La loi n° 86-1020 du 9 septembre 1986 relative à la lutte contre le terrorisme est venue améliorer le dispositif d'indemnisation des victimes en reconnaissant le principe d'un droit à réparation intégrale des préjudices corporels subis. Ainsi, la loi prévoit qu'en cas d'infractions « en relation avec une entreprise individuelle ou collective ayant pour but de troubler gravement l'ordre public par l'intimidation ou la terreur » les victimes seront indemnisées par le fonds de garantie suivant le principe de la réparation intégrale pour l'ensemble de leurs préjudices corporels, que ceux-ci soient patrimoniaux ou personnels.
Cependant, la loi se tait sur un point qui peut être essentiel pour une catégorie de victimes. En effet, si une personne peut subir, lors d'un tel acte, un préjudice corporel souvent dramatique, il peut également y avoir un préjudice matériel qui, dans certains cas, est important ; ce peut être le cas notamment de propriétaires d'un véhicule assuré au tiers soufflé par l'explosion, ou le cas de personnes qui doivent abandonner leur logement et ont à assumer les frais d'hôtel.
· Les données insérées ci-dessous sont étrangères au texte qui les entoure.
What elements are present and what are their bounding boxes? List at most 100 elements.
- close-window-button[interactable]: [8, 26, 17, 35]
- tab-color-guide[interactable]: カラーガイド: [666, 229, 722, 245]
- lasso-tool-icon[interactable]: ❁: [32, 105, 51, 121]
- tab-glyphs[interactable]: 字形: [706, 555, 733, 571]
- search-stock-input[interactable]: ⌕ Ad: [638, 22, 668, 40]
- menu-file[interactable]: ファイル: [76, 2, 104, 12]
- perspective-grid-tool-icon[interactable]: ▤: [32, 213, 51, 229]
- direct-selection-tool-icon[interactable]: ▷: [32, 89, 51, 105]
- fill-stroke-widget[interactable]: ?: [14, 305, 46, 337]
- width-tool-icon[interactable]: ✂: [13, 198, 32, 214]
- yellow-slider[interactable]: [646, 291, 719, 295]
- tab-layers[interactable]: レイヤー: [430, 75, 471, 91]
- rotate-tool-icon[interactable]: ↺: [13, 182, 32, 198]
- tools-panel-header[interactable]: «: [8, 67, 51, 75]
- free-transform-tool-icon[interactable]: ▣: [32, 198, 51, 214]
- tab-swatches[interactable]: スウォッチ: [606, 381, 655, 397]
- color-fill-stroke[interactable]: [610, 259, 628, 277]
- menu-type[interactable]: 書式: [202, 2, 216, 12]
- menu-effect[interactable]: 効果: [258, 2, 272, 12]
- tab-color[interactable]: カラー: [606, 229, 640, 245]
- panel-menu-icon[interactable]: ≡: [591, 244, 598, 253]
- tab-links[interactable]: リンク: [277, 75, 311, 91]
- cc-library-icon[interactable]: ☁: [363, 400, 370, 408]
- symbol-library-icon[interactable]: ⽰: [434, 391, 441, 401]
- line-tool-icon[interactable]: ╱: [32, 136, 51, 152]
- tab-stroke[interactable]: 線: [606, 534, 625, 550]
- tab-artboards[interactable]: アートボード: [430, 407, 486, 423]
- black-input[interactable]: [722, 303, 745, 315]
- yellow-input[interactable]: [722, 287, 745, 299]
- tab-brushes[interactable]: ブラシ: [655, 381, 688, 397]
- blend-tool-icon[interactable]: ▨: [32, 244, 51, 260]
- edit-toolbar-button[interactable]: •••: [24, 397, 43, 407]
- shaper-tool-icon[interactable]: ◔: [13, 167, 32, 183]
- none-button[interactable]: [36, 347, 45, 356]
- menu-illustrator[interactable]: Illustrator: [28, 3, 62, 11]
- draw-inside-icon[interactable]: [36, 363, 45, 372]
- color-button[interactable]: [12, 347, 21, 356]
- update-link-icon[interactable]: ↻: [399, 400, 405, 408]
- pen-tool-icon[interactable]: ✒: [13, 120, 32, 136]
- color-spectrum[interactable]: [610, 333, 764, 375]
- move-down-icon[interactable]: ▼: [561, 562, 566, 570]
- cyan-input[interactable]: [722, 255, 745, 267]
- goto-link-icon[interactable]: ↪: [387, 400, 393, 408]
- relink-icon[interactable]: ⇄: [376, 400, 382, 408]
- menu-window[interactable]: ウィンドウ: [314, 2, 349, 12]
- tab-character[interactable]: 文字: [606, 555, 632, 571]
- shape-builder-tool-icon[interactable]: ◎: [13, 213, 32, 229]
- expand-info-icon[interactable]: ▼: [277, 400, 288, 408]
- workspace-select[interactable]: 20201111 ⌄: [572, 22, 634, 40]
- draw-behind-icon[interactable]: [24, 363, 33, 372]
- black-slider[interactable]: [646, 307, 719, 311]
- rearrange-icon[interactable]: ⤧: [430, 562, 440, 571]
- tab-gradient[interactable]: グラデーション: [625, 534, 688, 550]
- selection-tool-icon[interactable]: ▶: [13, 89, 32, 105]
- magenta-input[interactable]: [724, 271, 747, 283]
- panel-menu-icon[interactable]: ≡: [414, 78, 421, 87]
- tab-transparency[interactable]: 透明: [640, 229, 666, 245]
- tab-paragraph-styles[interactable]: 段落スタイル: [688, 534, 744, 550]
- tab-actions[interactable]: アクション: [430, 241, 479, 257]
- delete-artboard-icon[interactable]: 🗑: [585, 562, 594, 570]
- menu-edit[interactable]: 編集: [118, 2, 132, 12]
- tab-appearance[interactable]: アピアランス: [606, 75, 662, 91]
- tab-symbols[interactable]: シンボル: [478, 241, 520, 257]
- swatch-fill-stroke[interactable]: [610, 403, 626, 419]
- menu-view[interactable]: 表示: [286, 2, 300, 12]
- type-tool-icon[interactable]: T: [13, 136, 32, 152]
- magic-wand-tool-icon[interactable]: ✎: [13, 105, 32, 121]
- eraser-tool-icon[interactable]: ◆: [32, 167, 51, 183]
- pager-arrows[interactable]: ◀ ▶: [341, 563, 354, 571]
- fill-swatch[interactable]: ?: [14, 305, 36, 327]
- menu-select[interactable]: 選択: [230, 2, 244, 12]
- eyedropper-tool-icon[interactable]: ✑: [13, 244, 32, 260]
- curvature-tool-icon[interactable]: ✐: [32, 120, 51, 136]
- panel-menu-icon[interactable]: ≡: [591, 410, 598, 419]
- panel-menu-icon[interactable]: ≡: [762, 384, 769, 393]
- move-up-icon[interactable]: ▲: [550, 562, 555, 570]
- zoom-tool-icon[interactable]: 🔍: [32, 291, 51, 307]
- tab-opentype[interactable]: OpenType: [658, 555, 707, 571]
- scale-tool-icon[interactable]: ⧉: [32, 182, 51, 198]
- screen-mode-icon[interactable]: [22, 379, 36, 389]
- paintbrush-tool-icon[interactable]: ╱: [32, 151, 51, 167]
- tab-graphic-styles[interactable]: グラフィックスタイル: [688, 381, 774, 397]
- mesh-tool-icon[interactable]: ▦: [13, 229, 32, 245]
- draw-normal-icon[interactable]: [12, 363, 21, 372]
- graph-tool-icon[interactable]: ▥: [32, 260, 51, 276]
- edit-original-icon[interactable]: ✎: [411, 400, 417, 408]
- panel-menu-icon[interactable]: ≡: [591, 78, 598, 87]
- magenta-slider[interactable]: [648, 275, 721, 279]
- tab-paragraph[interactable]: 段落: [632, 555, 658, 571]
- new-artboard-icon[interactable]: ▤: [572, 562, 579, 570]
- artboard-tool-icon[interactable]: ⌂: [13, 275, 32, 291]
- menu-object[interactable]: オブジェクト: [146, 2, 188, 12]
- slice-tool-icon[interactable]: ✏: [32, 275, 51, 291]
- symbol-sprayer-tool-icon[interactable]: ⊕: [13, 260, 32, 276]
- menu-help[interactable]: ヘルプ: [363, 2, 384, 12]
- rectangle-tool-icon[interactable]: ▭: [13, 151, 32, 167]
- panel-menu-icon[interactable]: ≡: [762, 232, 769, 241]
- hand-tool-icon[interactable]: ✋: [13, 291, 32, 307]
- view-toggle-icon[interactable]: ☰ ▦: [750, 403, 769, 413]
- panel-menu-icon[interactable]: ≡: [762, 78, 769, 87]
Le législateur, considérant que les contrats d'assurance civile couvrent normalement ces dommages, a évacué cette question. Or, on a pu relever un certain nombre de situations dans lesquelles les assurances ne prenaient pas en charge la totalité du préjudice matériel subi.
C'est le cas pour sept personnes sur les soixante-seize victimes de l'attentat de Villeurbanne perpétré le 7 septembre 1995. Le montant du préjudice non indemnisé s'élève à 214 181 francs. La multiplication des démarches auprès de l'Etat et des compagnies d'assurance n'a pas permis d'avancer sur ce point, à l'exception de la solidarité manifestée par la municipalité de Villeurbanne et certaines assurances allant au-delà des limites des contrats initiaux.
Le traumatisme subi par ces victimes d'attentats terroristes est lourd et réel ; elles ont le sentiment d'avoir tout perdu.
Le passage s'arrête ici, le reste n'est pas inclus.